UK Solar Roadmap Targets 47 GW Capacity, Fuels Rooftop Revolution Nationwide

Jul 1, 2025 11:04 AM ET
  • New Solar Roadmap sets UK goal of 45-47 GW by 2030, promising rooftop reforms, balcony plug-in panels and 35,000 jobs while using just 0.4 % of land.

The UK government has published its long-awaited Solar Roadmap, a detailed playbook for tripling the country’s installed photovoltaic capacity within the next five years. Released by the Department for Energy Security and Net Zero on 30 June, the document pitches solar not only as a climate solution but as a bulwark against volatile gas prices and future energy shortages.

At its core, the strategy sets a binding ambition of 45-47 GW of generation by 2030—up from roughly 18 GW today—with an upper-end scenario of about 57 GW if rooftop programmes exceed expectations. Hitting the stretch target would provide enough clean electricity for nine million homes while occupying just 0.4 % of the UK’s land area, the Roadmap notes.

Ministers argue the build-out could support 35,000 skilled jobs and help households save up to £500 a year on power bills, particularly as falling panel prices converge with smart-meter roll-outs and time-of-use tariffs. Analysts point out that a faster solar ramp-up also eases pressure on the grid during electrification of heat pumps and electric vehicles.

A centre-piece of the plan is the so-called “rooftop revolution”. Planning rules will be relaxed to allow plug-in balcony panels for flats and rental properties—an idea already popular in Germany—alongside streamlined permitting for warehouses, factory roofs and car-park canopies. Local authorities will retain oversight of ground-mounted farms, but new guidance emphasises dual use, encouraging sheep grazing and biodiversity corridors under arrays.

To unlock private capital, the Roadmap pledges fresh funding rounds in the Contracts for Difference auction scheme and a fast-track grid-connection queue for projects that pair solar with battery storage. Treasury officials are also exploring tax incentives for domestic installations, while industry will launch a national training initiative to certify 10,000 additional roofers and electricians by 2027.

Energy Secretary Ed Miliband called the package “a down-payment on lower bills, energy security and British industrial strength”, adding that every kilowatt of home-grown solar displaces imported gas.

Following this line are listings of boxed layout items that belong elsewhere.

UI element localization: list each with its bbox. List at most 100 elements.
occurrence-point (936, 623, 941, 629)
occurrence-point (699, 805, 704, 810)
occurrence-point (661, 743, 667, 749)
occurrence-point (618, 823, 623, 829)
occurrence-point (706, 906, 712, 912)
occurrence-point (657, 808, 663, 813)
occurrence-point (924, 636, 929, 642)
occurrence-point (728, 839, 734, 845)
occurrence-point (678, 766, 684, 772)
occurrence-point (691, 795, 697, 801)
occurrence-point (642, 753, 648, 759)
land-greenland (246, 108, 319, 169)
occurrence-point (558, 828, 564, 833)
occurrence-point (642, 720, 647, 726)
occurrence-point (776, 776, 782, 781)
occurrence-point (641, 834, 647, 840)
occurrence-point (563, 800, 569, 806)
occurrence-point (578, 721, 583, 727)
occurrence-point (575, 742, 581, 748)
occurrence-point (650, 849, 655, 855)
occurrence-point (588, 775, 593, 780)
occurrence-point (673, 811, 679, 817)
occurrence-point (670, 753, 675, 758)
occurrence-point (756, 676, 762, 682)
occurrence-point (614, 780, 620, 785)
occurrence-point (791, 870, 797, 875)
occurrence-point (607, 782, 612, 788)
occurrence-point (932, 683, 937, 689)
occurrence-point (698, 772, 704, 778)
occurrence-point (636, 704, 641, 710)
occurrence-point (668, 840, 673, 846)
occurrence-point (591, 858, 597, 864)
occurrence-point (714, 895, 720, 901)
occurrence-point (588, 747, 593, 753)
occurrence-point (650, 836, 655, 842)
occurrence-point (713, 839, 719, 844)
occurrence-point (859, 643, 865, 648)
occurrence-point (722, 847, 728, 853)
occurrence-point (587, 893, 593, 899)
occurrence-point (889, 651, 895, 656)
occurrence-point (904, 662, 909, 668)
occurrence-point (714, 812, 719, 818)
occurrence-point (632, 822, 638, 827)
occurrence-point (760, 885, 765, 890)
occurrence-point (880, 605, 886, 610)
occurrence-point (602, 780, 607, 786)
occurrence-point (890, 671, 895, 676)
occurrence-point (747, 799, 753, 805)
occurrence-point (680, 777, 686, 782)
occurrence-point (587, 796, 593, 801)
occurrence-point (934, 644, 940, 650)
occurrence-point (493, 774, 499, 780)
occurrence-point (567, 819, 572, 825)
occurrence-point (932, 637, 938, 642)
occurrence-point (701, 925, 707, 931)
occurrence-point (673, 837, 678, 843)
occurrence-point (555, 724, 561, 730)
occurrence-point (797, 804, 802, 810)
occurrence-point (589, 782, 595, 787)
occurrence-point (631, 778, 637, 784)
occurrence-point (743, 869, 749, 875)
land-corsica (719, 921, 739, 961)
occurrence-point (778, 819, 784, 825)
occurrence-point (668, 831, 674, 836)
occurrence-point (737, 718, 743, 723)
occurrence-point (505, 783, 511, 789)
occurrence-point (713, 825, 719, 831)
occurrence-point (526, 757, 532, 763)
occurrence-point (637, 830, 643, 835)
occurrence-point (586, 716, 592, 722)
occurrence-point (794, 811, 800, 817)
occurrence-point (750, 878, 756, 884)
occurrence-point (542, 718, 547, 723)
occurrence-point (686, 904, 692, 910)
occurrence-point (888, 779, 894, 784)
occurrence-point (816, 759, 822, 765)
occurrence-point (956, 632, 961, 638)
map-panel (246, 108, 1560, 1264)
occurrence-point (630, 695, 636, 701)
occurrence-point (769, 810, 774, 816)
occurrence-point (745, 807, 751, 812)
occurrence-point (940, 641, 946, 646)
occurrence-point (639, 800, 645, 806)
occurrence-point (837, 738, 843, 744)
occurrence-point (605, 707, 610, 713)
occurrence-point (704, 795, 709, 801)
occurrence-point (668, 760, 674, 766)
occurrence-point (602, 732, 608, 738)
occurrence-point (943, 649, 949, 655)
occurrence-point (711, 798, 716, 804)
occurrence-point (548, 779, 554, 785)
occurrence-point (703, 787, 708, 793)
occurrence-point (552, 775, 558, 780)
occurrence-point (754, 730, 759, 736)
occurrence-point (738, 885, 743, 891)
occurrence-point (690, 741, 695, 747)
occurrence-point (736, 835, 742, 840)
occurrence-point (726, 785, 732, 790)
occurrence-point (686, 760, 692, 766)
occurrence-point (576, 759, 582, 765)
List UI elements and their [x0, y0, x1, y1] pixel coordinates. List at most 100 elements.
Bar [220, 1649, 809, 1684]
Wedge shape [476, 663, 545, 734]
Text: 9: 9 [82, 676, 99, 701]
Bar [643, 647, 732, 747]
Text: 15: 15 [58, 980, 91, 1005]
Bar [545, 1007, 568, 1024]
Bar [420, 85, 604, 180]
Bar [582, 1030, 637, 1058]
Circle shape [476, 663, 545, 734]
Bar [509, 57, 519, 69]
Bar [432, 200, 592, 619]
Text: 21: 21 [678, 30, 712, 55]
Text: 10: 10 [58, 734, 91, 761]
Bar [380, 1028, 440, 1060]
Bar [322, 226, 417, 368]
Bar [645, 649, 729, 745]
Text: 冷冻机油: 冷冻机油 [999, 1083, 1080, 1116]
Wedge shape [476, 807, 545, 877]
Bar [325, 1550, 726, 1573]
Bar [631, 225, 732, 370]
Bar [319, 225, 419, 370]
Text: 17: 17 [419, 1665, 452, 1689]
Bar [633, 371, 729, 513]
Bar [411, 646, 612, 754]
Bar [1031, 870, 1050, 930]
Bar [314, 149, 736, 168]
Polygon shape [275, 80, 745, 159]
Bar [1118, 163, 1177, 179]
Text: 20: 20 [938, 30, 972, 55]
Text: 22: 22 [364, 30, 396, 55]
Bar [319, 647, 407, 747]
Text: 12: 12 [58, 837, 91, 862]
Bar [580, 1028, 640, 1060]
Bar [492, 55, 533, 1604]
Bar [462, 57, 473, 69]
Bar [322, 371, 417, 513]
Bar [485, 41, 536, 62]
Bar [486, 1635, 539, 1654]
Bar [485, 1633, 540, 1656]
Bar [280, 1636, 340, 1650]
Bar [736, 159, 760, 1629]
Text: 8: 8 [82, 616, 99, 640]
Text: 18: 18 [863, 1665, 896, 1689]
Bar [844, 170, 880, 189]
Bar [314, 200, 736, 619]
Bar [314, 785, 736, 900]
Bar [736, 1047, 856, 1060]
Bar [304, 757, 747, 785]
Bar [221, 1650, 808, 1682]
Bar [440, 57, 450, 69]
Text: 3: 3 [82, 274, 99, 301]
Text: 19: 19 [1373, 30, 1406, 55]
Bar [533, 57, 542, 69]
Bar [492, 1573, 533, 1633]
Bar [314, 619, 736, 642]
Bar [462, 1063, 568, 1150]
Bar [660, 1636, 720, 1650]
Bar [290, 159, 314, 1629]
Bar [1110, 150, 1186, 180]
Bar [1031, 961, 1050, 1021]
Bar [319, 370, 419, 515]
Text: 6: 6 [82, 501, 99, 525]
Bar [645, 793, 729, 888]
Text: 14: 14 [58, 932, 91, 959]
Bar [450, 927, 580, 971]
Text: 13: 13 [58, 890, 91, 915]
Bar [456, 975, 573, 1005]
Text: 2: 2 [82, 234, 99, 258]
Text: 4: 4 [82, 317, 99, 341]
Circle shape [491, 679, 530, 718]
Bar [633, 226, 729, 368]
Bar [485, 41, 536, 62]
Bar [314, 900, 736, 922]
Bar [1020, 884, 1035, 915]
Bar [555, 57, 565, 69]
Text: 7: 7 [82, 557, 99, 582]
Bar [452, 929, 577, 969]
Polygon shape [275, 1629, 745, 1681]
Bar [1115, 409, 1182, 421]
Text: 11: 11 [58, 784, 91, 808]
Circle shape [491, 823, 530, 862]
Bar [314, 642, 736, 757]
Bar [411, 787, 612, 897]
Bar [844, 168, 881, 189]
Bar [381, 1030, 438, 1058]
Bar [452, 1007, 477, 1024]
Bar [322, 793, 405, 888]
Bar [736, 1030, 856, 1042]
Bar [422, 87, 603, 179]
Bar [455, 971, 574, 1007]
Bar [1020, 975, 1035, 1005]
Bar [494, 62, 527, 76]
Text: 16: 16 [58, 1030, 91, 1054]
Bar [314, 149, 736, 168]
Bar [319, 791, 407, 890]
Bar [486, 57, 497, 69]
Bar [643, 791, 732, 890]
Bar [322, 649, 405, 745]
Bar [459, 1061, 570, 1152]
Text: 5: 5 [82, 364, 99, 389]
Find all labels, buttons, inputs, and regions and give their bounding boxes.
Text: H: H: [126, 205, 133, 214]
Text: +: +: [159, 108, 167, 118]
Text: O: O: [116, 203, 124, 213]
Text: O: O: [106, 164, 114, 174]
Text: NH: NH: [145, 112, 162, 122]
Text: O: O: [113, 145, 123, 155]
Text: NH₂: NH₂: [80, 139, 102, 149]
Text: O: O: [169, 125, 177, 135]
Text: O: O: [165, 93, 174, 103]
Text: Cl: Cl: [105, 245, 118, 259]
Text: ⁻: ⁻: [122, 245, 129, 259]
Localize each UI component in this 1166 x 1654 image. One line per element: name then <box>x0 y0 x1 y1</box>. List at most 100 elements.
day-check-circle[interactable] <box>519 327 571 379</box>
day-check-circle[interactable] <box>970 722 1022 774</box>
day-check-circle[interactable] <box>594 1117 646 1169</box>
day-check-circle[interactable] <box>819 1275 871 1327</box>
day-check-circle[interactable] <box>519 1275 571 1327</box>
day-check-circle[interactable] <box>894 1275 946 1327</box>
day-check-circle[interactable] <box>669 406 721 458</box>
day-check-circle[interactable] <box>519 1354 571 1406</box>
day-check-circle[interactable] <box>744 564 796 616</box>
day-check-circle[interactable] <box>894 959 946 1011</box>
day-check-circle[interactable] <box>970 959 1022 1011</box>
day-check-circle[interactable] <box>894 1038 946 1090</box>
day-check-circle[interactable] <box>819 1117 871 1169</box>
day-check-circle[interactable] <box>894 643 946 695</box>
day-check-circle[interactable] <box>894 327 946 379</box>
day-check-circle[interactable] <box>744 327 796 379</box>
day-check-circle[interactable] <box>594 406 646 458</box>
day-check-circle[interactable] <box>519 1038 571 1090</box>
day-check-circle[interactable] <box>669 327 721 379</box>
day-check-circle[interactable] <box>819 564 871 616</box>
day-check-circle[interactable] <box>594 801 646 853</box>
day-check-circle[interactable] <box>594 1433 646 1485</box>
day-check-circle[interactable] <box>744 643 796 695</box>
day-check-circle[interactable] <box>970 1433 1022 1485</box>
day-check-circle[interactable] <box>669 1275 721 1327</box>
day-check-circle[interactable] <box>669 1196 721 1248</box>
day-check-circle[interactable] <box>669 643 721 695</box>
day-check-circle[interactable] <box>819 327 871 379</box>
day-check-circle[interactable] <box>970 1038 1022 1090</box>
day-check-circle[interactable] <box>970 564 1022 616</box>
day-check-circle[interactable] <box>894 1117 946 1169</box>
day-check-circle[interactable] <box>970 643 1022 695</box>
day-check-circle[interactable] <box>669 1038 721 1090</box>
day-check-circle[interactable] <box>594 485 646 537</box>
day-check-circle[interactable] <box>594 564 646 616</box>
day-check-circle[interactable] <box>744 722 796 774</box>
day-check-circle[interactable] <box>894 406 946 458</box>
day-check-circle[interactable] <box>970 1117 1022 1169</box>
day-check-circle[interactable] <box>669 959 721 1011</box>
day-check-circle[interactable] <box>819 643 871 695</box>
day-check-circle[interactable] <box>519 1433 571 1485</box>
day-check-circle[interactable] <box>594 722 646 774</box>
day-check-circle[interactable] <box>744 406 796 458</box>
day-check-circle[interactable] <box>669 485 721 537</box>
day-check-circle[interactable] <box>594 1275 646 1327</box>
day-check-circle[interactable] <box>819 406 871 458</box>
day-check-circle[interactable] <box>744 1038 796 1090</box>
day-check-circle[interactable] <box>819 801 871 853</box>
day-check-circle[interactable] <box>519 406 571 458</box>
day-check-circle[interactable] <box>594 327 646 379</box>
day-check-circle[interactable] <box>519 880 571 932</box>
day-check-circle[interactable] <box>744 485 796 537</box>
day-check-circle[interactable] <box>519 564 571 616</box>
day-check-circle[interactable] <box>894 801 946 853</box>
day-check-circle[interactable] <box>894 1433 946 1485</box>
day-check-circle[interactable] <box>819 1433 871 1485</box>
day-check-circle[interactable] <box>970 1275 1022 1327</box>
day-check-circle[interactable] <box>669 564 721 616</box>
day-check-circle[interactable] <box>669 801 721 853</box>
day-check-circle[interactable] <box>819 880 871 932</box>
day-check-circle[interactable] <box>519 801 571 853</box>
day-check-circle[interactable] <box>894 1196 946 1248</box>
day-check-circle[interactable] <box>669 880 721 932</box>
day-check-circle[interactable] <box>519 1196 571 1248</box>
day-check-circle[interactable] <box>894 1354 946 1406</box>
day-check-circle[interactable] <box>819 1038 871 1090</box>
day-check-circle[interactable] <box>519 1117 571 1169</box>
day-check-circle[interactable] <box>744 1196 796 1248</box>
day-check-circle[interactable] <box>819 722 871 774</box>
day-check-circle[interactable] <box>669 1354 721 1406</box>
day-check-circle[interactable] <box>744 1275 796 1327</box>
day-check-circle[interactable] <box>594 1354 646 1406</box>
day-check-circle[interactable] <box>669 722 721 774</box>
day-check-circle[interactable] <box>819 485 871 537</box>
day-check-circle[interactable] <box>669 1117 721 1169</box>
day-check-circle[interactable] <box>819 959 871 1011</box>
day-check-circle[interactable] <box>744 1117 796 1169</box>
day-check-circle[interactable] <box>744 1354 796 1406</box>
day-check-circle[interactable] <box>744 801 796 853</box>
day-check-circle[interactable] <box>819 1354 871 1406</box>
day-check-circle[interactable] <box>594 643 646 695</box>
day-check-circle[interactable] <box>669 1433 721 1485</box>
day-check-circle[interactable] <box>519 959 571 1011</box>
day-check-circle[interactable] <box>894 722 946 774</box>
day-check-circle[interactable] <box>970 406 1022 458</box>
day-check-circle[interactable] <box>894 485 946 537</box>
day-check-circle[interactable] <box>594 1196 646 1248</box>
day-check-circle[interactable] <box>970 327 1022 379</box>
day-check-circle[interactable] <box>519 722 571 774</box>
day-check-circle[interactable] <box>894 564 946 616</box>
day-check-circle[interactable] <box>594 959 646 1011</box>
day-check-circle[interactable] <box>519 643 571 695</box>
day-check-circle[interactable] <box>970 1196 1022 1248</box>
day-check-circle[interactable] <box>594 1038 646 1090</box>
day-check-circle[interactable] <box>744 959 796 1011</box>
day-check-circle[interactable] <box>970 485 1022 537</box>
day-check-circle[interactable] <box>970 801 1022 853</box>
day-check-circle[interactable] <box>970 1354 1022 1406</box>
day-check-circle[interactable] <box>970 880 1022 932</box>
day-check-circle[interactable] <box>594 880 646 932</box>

Though some rural groups remain wary of large-scale farms, trade body Solar Energy UK welcomed the plan as “the clearest signal yet” that Britain intends to meet its Clean Power 2030 pledge on time.

Implementation begins immediately, with quarterly progress reviews and a public dashboard tracking capacity additions, grid connections and workforce growth—turning Britain’s sunny potential into a measurable benchmark on the road to net-zero.